If Horigome can edge out Huston for Japan's first skateboarding Olympic gold medal, it will vault him to superstardom. It could also make Tokyo the world’s hottest new skate tourism destination.
Skateboarding in Japan
When Japan’s first skateboarders took up the sport in the 1970s, there were no spaces designed for them. Instead they practised their skills on the street.
They rolled down alleys, kick-flipped over curbs and ground their boards along benches. When Stormy opened in 1977, this scene finally had a headquarters. Skaters from across the country would gather there to discuss the sport, swap tips and admire each other’s boards.
It wasn’t until the 1990s, however, that Tokyo’s riding scene emerged from obscurity. In that era, the sport went global, thanks to the boom in slickly produced skate videos, which showed America’s top riders unleashing their talents in cities across the US, Europe, Australia and, eventually, Japan.
When those US film crews went to Tokyo, they also captured footage of gifted local riders, and this exposure boosted the city’s international reputation, and also made the sport more popular locally. More and more Japanese children began buying boards.
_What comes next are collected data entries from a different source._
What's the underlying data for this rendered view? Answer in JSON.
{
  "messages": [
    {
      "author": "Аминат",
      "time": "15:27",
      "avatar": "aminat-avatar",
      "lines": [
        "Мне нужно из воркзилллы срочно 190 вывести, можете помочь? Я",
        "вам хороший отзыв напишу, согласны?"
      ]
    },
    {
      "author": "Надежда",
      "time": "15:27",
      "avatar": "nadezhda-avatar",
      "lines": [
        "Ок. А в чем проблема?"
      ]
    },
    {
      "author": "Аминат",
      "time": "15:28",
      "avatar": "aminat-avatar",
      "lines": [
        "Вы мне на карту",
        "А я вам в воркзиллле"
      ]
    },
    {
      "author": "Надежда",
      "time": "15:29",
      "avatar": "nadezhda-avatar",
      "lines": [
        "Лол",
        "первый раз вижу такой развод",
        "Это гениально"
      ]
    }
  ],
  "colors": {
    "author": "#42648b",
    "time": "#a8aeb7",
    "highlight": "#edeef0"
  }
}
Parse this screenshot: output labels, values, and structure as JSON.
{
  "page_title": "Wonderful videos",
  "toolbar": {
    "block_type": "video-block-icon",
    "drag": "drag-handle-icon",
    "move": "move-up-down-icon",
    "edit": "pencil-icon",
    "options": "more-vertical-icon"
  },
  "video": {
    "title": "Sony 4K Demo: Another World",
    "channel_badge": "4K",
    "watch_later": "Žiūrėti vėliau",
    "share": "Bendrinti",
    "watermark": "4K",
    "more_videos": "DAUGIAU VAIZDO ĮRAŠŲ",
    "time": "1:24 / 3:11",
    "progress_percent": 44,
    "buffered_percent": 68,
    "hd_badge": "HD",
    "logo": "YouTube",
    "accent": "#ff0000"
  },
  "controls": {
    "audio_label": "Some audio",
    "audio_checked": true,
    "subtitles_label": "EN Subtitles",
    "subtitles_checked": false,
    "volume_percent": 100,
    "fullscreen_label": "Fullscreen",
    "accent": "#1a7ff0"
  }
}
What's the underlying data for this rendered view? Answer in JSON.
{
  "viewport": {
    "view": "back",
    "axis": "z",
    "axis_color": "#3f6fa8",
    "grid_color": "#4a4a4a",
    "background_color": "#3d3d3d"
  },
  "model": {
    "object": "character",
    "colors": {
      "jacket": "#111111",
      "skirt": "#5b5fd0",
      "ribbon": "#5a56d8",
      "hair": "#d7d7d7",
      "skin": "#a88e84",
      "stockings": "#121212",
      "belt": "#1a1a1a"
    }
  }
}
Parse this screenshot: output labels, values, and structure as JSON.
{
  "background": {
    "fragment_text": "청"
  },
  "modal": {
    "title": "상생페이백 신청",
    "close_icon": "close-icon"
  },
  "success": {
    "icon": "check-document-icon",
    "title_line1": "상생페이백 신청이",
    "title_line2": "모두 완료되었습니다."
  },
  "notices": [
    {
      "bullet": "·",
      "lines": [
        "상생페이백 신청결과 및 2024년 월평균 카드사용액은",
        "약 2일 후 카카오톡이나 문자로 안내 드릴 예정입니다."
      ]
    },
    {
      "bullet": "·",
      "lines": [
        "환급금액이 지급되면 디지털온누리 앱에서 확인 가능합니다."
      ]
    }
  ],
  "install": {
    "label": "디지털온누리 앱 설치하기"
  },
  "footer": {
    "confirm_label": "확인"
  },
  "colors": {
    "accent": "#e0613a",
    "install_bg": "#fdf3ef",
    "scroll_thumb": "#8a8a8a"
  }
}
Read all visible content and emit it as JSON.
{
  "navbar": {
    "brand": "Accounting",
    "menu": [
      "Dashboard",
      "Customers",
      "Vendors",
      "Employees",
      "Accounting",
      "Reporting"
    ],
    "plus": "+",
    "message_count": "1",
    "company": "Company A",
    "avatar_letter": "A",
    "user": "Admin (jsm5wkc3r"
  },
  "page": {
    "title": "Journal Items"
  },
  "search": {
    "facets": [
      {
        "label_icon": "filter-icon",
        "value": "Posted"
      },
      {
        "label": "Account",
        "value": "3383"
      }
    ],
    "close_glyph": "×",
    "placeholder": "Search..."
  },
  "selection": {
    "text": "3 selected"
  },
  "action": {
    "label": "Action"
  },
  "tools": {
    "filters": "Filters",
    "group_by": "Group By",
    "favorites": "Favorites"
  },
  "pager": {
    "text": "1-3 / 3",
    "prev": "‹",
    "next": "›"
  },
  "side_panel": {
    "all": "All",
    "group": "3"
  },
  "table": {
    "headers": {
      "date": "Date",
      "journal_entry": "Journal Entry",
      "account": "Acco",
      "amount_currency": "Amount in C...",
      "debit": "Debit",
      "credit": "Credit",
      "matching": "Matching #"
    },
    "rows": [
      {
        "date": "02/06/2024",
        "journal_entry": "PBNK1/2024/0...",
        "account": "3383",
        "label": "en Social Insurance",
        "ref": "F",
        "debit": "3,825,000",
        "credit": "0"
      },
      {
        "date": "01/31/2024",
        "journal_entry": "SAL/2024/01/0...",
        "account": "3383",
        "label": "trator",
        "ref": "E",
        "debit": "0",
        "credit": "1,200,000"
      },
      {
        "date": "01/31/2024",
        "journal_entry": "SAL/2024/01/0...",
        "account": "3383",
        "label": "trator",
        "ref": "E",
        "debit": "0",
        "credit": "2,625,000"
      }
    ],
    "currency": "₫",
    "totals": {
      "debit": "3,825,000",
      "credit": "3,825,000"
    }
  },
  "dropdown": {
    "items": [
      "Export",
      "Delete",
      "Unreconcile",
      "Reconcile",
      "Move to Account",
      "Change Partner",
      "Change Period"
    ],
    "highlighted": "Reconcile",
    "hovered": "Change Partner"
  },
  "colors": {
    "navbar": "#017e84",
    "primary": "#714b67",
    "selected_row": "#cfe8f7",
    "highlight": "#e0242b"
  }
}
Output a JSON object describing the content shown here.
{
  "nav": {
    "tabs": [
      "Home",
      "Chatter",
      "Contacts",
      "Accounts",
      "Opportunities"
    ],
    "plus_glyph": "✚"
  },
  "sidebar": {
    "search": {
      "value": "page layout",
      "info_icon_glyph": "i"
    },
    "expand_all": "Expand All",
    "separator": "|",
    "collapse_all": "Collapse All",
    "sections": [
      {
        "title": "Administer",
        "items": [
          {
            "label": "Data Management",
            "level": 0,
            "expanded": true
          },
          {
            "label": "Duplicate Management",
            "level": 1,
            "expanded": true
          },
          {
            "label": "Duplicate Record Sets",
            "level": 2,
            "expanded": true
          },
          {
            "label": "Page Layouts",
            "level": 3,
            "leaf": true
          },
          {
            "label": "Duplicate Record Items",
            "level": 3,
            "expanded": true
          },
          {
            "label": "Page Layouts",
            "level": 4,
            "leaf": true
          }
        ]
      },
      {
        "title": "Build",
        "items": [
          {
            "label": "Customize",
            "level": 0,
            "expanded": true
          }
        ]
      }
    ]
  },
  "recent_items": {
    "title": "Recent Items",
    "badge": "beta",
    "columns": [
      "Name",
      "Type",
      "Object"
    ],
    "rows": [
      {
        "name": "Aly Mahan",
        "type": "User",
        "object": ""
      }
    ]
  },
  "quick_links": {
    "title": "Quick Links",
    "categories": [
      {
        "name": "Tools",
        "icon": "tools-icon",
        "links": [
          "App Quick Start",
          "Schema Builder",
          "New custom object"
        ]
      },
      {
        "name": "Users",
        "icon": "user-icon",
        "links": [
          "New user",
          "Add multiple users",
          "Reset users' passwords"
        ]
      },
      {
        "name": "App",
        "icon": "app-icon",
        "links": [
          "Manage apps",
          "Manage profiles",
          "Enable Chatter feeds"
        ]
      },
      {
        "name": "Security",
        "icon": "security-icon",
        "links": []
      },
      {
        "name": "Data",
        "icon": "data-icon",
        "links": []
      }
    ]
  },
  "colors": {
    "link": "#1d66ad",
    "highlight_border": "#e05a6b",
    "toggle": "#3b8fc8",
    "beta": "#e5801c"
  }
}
Skating was finally cool in Japan. And it still is.
The sport's influence is even visible in Tokyo fashion. It is common to see young Japanese men, in particular, wearing colourful T-shirts designed by skate brands such as Santa Cruz, DC and Element, or donning low-cut skate trainers by Nike SB or Vans.
When I set out to explore Tokyo’s board-riding community I was surprised by just how many skate shops and parks the city has. As I arrived at the enormous Komazawa Skatepark on a Saturday afternoon, I spotted more than 50 riders, ranging from children to men in their thirties. This facility in southern Tokyo is one of its three largest, along with Murasaki Sports Park in the city’s north and Maihama Skatepark in the east.
Stormy may be the spiritual home of Tokyo skating, but there are now more than a dozen other shops in the city that specialise in skateboarding products, shoes and apparel. There’s a cluster in Tokyo’s trendy, lively inner suburbs Shibuya and Harajuku.
A mere 250-metre walk north of Stormy, in Shibuya, I found Arktz, which was similarly crowded with young skate enthusiasts. It was in that shop that I interviewed one of the stalwarts of Tokyo’s skating scene, veteran rider and cameraman Yoju Mizusawa, 36.
Mizusawa, who began riding as a teenager, told me Street had always been the No 1 style of skating in Japan, and that made Horigome even more popular.
At the Tokyo Olympics, skateboarding will be separated into two categories – Park and Street. All skating events will be held at the new Ariake Urban Sports Park, a huge and impressive skating facility. Once the Olympics has finished, and the pandemic recedes, this skatepark is likely to become a magnet for riders from all over the world.
It has taken 50 years, but skateboarding is finally set to go mainstream in Japan.